Председатель развернул лежавший перед ним лист бумаги с начертанным кругом, разделенным на двенадцать частей, в которых были расставлены знаки зодиака и планет, и передал доктору Герману. Тот стал внимательно рассматривать его.
IV
В то самое время как происходило тайное заседание, на котором с такою тщательностью обсуждалась судьба молодого Проворова, сам виновник его, Сергей Александрович Проворов, и не подозревая, что он был причиною столь серьезного собрания почтенных людей, занимающихся его судьбою, лежал на постели и глядел в потолок, закинув руки за голову.
Было жарко, душно. Погода стояла великолепная, и, несмотря на то что окно было открыто, дышалось тяжело и нельзя было спать.
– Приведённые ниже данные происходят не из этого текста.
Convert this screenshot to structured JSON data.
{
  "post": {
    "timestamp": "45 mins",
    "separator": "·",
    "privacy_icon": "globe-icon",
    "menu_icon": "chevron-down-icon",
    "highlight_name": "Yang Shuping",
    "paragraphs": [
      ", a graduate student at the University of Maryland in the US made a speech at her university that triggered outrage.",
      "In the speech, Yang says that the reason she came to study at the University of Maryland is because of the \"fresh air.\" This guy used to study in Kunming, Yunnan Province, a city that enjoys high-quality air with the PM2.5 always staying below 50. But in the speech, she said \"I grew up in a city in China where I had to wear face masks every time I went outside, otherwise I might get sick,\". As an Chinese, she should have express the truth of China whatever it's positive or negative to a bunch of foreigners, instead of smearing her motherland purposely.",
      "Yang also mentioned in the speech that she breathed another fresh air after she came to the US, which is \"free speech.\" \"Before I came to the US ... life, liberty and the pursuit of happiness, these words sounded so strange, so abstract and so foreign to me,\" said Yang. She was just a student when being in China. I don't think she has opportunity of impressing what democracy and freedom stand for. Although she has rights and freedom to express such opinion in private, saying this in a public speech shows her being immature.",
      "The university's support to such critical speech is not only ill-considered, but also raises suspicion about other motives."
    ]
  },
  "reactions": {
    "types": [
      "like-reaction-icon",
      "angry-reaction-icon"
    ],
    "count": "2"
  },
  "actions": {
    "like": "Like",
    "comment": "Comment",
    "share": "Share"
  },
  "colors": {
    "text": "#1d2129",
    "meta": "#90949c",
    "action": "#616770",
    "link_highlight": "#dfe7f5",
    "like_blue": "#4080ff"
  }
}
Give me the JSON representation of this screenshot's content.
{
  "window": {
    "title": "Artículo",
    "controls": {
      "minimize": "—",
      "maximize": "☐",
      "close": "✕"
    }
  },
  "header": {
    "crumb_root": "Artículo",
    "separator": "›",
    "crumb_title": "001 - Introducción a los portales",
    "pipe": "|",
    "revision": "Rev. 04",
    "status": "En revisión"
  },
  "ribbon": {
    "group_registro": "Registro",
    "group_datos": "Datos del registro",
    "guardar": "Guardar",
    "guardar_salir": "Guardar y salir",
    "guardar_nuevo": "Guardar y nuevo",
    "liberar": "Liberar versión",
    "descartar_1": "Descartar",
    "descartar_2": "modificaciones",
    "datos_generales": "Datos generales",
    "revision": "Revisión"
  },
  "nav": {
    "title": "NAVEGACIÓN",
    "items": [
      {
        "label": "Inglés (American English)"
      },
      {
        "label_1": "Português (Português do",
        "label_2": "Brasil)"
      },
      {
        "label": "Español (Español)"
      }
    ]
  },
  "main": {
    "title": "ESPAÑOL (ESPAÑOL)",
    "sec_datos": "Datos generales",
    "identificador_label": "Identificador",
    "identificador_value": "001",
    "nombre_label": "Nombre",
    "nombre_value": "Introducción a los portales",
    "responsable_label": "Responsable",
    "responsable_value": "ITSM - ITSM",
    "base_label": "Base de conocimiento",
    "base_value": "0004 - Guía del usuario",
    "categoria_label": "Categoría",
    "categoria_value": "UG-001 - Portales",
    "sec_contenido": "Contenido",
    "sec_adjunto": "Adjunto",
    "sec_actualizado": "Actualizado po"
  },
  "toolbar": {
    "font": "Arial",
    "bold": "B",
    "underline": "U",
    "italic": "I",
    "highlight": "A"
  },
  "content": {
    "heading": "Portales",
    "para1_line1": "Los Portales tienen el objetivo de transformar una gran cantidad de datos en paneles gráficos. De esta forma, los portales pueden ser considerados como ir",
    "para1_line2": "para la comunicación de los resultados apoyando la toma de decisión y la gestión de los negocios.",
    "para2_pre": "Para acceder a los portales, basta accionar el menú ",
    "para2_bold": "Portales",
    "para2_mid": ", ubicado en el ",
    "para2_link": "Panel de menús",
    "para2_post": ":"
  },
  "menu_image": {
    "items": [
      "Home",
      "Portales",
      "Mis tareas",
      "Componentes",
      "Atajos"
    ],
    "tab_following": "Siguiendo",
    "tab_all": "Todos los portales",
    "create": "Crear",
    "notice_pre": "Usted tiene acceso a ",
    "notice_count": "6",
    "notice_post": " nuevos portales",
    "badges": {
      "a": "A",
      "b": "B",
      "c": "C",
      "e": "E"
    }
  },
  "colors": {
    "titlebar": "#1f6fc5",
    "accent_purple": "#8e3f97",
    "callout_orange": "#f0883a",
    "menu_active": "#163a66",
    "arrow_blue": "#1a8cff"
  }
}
Белая северная ночь мешала своим светом и раздражала мечты, отгоняя сон.
Проворов ворочался с самого вечера, только немного задремав с самого начала, а потом все время ощущая раздражающее состояние полузабытья, при котором как будто и не чувствуешь себя, но вместе с тем сознаешь все, что происходит не столько во внешнем мире, сколько внутри себя, в себе самом.
Он лежал в отдельной офицерской комнате помещения, отведенного в нижнем этаже дворца для офицеров, приехавших на дежурство в Царское Село из Петербурга. Сегодня Проворов дежурил днем, а завтра у него было ночное дежурство. И потому он мог теперь раздеться и лечь в постель.
Но ему не спалось. Всякий раз, как попадал он в полную пестроты и движения жизнь большого двора, когда видел вокруг себя важных лакеев, придворных карлов, арапов, блестящие мундиры, приветливые, вечно улыбающиеся лица и целый цветник дам и девушек, нарядных и прекрасных, он как бы немножко сходил с ума и чувствовал себя в особенно повышенном настроении.